Hi!
After spending months reverse engineering various parts of the nvidia linux driver stack, I believe I have finally found the actual root cause of some of the vulkan related freezes (at least on X, using the current production driver 570.133.07). But I feel like it might also potentially explain some freezes under Wayland. If I’m not mistaken, the VK_KHR_present_wait
freezes (NV bug 4924590) are still “under investigation”.
Furthermore, I’ve created a simple proof-of-concept fix that solved all of the freezing issues I had with vulkan applications (including DXVK). Although, I have to mention that I’m still rocking a relatively old mobile 1050 Ti, and so I haven’t been able to fully validate my findings on other hardware / software configurations.
The root cause:
(This section is mostly for nvidia engineers, as I won’t define / go into much detail about how the various components and subsystems in the driver work.)
Let’s suppose that we are in an environment where all of the relevant X extensions are available (DRI3, present, sync), and that we are using DRI3 pixmaps for the presentation with “traditional” wait fences. libGLX_nvidia.so
orchestrates the pixmap presentation using the X connection that was supplied during the surface creation (e.g. the xcb connection when using vkCreateXcbSurfaceKHR
or the Xlib Display object when using vkCreateXlibSurfaceKHR
). This means that the xcb_sync_await_fence()
and xcb_sync_reset_fence()
requests used to reset the wait fence for reuse before executing xcb_present_pixmap()

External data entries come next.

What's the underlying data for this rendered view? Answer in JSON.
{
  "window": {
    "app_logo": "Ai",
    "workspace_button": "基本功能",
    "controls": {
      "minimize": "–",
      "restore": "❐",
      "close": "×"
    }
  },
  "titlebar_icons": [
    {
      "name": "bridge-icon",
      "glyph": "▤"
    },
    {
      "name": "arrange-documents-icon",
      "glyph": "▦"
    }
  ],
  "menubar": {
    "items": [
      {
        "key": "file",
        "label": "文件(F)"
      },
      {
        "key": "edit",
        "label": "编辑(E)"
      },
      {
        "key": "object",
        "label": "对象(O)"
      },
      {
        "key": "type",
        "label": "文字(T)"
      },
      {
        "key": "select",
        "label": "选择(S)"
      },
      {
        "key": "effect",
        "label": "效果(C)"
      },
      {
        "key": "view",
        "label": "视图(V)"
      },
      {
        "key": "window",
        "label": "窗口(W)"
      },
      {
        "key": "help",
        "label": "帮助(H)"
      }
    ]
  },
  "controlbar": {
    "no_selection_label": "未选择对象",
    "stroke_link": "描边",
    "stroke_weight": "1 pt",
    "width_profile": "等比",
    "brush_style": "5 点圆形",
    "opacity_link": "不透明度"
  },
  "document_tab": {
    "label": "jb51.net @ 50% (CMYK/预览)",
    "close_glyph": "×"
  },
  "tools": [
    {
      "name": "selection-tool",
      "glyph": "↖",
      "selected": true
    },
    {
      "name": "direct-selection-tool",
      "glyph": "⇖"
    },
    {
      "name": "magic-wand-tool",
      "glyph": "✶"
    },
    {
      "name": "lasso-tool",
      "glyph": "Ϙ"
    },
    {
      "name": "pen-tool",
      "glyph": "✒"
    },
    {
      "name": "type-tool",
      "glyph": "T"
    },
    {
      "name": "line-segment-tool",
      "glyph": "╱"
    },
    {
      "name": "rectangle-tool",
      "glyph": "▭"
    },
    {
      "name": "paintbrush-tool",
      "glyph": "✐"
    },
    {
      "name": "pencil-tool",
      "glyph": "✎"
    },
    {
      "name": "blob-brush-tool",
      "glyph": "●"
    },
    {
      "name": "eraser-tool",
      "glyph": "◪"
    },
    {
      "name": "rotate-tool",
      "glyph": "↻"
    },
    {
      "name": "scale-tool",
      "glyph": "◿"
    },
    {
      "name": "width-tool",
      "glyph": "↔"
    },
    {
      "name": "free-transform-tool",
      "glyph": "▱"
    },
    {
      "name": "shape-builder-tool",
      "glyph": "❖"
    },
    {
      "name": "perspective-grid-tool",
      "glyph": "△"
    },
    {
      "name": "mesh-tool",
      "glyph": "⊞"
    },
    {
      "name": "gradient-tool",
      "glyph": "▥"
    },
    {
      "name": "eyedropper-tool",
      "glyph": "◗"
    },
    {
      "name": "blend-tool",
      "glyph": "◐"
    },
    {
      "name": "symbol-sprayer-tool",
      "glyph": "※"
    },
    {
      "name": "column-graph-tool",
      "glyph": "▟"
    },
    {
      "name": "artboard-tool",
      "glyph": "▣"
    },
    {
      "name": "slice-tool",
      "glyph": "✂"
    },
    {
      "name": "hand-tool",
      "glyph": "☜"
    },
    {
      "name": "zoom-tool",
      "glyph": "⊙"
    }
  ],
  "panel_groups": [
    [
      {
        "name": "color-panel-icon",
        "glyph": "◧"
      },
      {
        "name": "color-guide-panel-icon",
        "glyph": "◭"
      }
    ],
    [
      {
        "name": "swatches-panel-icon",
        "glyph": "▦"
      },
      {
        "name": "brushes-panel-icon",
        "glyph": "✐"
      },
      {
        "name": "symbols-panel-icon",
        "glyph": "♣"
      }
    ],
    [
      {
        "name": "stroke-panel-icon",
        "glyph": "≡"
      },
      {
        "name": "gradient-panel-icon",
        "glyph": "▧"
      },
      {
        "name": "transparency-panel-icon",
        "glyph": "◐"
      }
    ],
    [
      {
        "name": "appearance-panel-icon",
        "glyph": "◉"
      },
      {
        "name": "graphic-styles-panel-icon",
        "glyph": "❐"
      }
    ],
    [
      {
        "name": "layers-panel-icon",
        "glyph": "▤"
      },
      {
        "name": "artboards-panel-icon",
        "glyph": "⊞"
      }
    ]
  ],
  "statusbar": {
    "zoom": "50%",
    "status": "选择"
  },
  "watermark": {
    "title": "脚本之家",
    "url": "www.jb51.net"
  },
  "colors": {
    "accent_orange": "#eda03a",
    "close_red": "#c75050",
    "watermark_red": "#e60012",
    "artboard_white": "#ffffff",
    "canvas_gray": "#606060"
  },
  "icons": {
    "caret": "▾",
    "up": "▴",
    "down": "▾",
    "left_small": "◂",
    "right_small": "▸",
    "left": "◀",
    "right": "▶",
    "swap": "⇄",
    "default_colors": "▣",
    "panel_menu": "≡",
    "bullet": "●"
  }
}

are also sent on that channel. However, libGLX_nvidia.so
seemingly also creates a default / fallback X connection (an Xlib Display object) when the library is initialized. It uses it, for example, to communicate with the NV-GLX extension of the X driver (nvidia_drv.so
).
And now, for the problematic part: when writing the damage event into the ringbuffers (located in the shared memory region of the “damage manager” component) for a given present wait fence, the client issues an XSync()
on this default X connection, instead of the one that was used for the presentation. Since the X driver uses the X server’s input handling mechanisms for the damage manager (i.e. xf86AddGeneralHandler()
), this can lead to the following race condition if the server gets overwhelmed with events:
- The clients queues the DRI3 pixmap presentation commands (including
xcb_sync_await_fence()
andxcb_sync_reset_fence()
). - It writes (at least the first part of) the damage event, and then issues an
XSync()
on the default connection. (Since this connection isn’t used for other parts of the DRI3 presentation path, this won’t actually synchronize anything) - The X server consumes just the
XSync()
on this unused connection and sends a reply. As a result, the client continues. - Eventually, the kernel driver does its thing, and it sends the damage event “pulse” to the X driver.
- Due to the lack of synchronization between the socket used for the presentation and the event manager’s fd, the damage event might be processed before the presentation’s
xcb_sync_reset_fence()
, leading to the premature triggering of the wait fence before it’s reset. - Hence
xcb_present_pixmap()
will never complete → thePresentIdleNotify
event never arrives → the client will block forever invkQueuePresentKHR()
My fix:
Located at: GitHub - vahook/nvglxfix
I wasn’t really sure, whether that XSync()
call in the damage event part was a remnant of a legacy presentation path, a typo, or part of some other mechanism I haven’t discovered yet. Therefore, I opted not to touch it, instead I inserted a dummy xcb_get_input_focus()
instruction right after xcb_sync_reset_fence()
, and awaited it just after the xcb_flush()
request that happens at the end of the DRI3 pixmap presentation. (XSync()
also operates this way, as its xcb equivalent is roughly free(xcb_get_input_focus_reply(xcb_get_input_focus(c)))
.
Altogether, this has made my freezing issues go away completely, with absolutely zero performance impact. It also doesn’t matter whether or not I’m using a compositor (picom).
Update: Added code to the repo to reliably reproduce the bug (it just involves bombarding the X server with requests, my DXVK apps don’t last more than a second). Also, while browsing github and the forums, I came across this topic: Complete GPU crash on X11 with "Force Full Composition Pipeline" and VK_KHR_present_wait! 100% reproducible! with an issue tracked under 4174755. I think this might also be related. My guess it that the bug was first introduced around ~535 (I haven’t checked the drivers in the archive yet), and the different “timing characteristics” of the driver versions / system configurations made the issue more / less likely to appear.